From January to March, Keller Williams agents closed 5.2 percent fewer transactions (258,400) and listed 5 percent fewer homes (154,000). Agents also experienced a 7.3 percent decline in written contracts (i.e. projected closings); however, the volume for those contracts rose 8.2 percent year over year to $126.2 billion.
“Our homes-sold baseline represents our second-highest record for a Q1 across that key metric,” kwx Head of Industry Jason Abrams said of the sales results. “We are overall pleased with the results of our agents amid hypercompetitive market conditions.”
Keller Williams Head of Coaching, Communities and Learning Sajag Patel said he was proud of the brokerage’s growing agent count, which is a direct result of the company’s growing investment in launching new business segments and strengthening its agent education and support.

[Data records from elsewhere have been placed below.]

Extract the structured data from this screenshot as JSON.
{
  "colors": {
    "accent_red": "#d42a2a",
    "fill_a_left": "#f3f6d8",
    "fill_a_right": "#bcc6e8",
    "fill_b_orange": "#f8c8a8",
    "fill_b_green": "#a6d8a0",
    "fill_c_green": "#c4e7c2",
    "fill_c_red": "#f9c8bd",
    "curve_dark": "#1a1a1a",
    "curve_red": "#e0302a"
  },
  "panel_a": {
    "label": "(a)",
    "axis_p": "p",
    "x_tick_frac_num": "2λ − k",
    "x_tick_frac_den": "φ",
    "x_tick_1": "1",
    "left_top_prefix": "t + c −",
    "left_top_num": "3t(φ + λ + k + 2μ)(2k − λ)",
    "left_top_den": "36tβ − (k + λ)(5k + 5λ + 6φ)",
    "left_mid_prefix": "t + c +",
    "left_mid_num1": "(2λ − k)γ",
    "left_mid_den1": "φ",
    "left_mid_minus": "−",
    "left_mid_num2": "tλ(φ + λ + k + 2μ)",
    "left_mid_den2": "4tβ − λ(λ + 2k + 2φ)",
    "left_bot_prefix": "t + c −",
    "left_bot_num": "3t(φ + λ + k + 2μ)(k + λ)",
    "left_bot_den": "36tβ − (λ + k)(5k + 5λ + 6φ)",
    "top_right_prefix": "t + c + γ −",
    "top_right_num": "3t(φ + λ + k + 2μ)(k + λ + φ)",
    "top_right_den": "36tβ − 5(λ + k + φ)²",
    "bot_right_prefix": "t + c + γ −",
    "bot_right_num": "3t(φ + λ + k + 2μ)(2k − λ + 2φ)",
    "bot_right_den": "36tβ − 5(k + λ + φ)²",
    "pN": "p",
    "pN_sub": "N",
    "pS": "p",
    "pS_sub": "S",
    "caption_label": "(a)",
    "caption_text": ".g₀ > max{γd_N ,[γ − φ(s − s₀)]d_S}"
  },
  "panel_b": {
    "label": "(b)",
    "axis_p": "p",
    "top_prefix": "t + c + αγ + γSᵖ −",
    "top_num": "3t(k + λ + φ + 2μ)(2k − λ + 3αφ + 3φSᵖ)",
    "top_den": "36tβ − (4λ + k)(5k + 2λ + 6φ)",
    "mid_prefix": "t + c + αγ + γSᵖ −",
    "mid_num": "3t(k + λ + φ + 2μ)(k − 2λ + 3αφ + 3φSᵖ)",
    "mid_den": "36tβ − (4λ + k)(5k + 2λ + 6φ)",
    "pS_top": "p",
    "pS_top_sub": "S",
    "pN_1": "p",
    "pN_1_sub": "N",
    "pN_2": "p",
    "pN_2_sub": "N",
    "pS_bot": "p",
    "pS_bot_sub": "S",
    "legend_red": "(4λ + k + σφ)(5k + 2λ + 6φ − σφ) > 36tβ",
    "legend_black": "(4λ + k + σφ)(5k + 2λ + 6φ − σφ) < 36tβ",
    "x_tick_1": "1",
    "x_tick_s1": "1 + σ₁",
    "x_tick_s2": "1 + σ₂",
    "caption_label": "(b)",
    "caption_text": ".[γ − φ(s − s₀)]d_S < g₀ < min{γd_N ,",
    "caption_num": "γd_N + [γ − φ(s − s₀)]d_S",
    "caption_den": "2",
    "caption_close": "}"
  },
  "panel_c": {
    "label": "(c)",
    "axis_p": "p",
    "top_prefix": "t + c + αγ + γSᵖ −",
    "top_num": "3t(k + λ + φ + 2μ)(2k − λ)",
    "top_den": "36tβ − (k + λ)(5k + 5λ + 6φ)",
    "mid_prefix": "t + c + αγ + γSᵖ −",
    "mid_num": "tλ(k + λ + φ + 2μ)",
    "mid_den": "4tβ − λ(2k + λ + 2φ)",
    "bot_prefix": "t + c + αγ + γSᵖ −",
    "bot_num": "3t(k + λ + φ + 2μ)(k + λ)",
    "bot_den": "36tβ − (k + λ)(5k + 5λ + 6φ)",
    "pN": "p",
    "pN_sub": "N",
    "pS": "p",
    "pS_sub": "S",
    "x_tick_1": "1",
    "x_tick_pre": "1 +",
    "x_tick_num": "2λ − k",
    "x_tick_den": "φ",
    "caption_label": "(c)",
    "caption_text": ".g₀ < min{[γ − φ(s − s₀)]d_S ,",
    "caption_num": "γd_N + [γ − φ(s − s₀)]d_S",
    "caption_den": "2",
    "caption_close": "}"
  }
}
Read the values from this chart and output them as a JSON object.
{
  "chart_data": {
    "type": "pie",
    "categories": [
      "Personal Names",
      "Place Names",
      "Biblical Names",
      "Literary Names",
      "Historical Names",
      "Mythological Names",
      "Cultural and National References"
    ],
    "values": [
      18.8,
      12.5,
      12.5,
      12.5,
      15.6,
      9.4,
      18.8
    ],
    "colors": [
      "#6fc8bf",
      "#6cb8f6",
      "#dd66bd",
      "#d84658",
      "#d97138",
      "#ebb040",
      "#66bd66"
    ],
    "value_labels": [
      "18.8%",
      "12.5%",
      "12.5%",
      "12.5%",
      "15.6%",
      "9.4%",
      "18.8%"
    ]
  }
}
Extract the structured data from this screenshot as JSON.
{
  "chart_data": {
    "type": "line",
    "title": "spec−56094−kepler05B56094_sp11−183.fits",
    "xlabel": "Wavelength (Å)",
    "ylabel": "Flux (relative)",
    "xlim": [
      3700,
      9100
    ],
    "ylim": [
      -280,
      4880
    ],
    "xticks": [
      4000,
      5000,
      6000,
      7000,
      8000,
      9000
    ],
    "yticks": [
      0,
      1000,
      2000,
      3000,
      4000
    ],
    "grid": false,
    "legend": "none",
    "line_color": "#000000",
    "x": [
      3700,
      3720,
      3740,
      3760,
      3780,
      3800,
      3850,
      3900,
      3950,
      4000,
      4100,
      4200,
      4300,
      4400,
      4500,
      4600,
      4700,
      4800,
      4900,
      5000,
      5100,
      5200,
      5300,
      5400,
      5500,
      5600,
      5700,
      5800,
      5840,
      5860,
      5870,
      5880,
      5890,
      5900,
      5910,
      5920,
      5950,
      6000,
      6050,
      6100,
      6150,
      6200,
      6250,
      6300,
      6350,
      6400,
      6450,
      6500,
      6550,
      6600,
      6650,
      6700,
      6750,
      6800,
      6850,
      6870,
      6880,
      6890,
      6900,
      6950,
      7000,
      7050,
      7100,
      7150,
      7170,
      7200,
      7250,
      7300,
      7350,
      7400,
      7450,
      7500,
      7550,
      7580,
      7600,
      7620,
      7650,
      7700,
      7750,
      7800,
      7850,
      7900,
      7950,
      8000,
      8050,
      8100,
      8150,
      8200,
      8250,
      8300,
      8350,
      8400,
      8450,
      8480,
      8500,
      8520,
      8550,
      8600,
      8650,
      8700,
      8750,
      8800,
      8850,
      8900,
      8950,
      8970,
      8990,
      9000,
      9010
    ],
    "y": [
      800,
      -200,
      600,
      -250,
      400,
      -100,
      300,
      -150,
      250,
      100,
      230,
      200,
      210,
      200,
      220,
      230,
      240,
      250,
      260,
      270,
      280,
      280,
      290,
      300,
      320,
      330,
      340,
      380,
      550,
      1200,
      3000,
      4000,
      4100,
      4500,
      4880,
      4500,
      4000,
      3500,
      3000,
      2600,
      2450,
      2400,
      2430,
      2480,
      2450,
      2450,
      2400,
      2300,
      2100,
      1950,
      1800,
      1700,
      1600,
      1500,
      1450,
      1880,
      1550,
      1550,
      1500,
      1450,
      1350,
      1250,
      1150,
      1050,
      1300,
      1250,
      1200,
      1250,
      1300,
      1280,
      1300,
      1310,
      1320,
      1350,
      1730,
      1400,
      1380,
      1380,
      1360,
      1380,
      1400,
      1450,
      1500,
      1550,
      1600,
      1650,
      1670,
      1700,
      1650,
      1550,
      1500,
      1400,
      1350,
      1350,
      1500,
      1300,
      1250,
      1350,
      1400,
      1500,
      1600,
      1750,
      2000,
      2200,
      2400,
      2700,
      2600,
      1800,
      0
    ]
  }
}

In Q1, Keller Williams added 1,523 net agents, with 173,944 agents operating in the United States and Canada and another 15,700 agents operating in Central and South America, the Caribbean, Europe, the Middle East and Asia.
“We continued building and revamping our KW business communities and segments,” he said as a nod to the company’s new sports and entertainment agent community, revitalized commercial division, and newly-minted diversity education program. “We’re enabling our agents to focus on business growth through more connection, empowerment, and impact.”
He added, “We expect to continue aggressively attracting agents across the full spectrum of their real estate careers. Our training and coaching are second to none, and continue to boost agent production, leveraging the best practices and lessons learned of our top real estate producers.”
KW President Marc King was bullish about the company’s prospects going into Q2, as they continue to top multiple industry rankings lists, expand its list of ancillary services, and remix their c-suite with a number of high profile hires such as former Walmart CMO Tony Rogers and former eXp President Stacey Onnen.
“We’re continuing to lean into our world-class training, coaching and technology to ensure our agents are poised to face the headwinds of higher mortgage rates and ongoing housing supply constraints,” he said.
There was still no word on an highly-anticipated entrance onto the stock market; however, King told Inman in December that he “can’t wait to tell you when we know.”
“We understand there’s growing speculation out there on all of our moves,” he elaborated. “The statement is that we’re just going to continue to prepare for optionality and focus on delivering world-class customer experiences.”
“The reality is we have dozens of companies that we’re rolling under one company [KWx], and that structure requires a higher level, more integrated executive team, and that’s what you’ve seen us do,” he added. “Where that leads us is still open. There are a lot of options to get us where we want to be, that doesn’t necessarily require you to be a publicly-traded company.”